As applied in the current scenario, the primal problem is setup in a simplex tableau format:
  • Top rows represent constraints converted to equality using slack variables \(s_1, s_2, s_3\).
  • The bottom row corresponds to the cost function scaled to coefficients of objective function values.
The tableau is verified by checking whether the bottom row has only non-positive coefficients for decision variables.In this exercise, the tableau immediately indicated optimality. With non-positive coefficients across the bottom row, the current basic feasible solution is confirmed optimal:
  • x = 0, y = 8, z = 0
The optimal vertex along the feasible region of the solution space has been found using simplex iterations.
Optimization
Optimization involves finding the best solution from all feasible solutions. In linear programming, optimization implies either maximizing or minimizing a given objective function within certain constraints.

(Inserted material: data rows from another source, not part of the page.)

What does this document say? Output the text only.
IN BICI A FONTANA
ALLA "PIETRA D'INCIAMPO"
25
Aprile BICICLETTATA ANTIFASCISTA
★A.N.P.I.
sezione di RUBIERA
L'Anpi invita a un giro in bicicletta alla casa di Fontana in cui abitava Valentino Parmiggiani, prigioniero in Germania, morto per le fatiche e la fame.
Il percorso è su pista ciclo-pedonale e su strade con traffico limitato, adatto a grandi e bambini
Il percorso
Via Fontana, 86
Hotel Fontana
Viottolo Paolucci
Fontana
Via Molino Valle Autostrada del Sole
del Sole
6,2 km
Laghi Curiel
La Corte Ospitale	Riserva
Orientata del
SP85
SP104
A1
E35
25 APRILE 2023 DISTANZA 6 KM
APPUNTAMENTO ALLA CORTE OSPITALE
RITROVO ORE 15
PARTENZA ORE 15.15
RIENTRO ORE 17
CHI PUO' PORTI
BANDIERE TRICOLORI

There is a constant effort to effectively allocate limited resources represented typically through constraints. For this exercise, the optimized solution for the primal problem is achieved when:
  • The cost function \( C = 6x + 8y + 4z \) reaches minimum value.
  • The Minimal achieved with \( x = 0, y = 8, z = 0 \).
  • Here, the total minimized cost is \( C = 64 \).
These solutions provide a mathematical sense of unequally distributing resources \((x, y, z)\) to meet the least cost possible under given constraints. Effective optimization means strategic adjustments to  reach an outcome that aligns with the defined goals  within specified limits.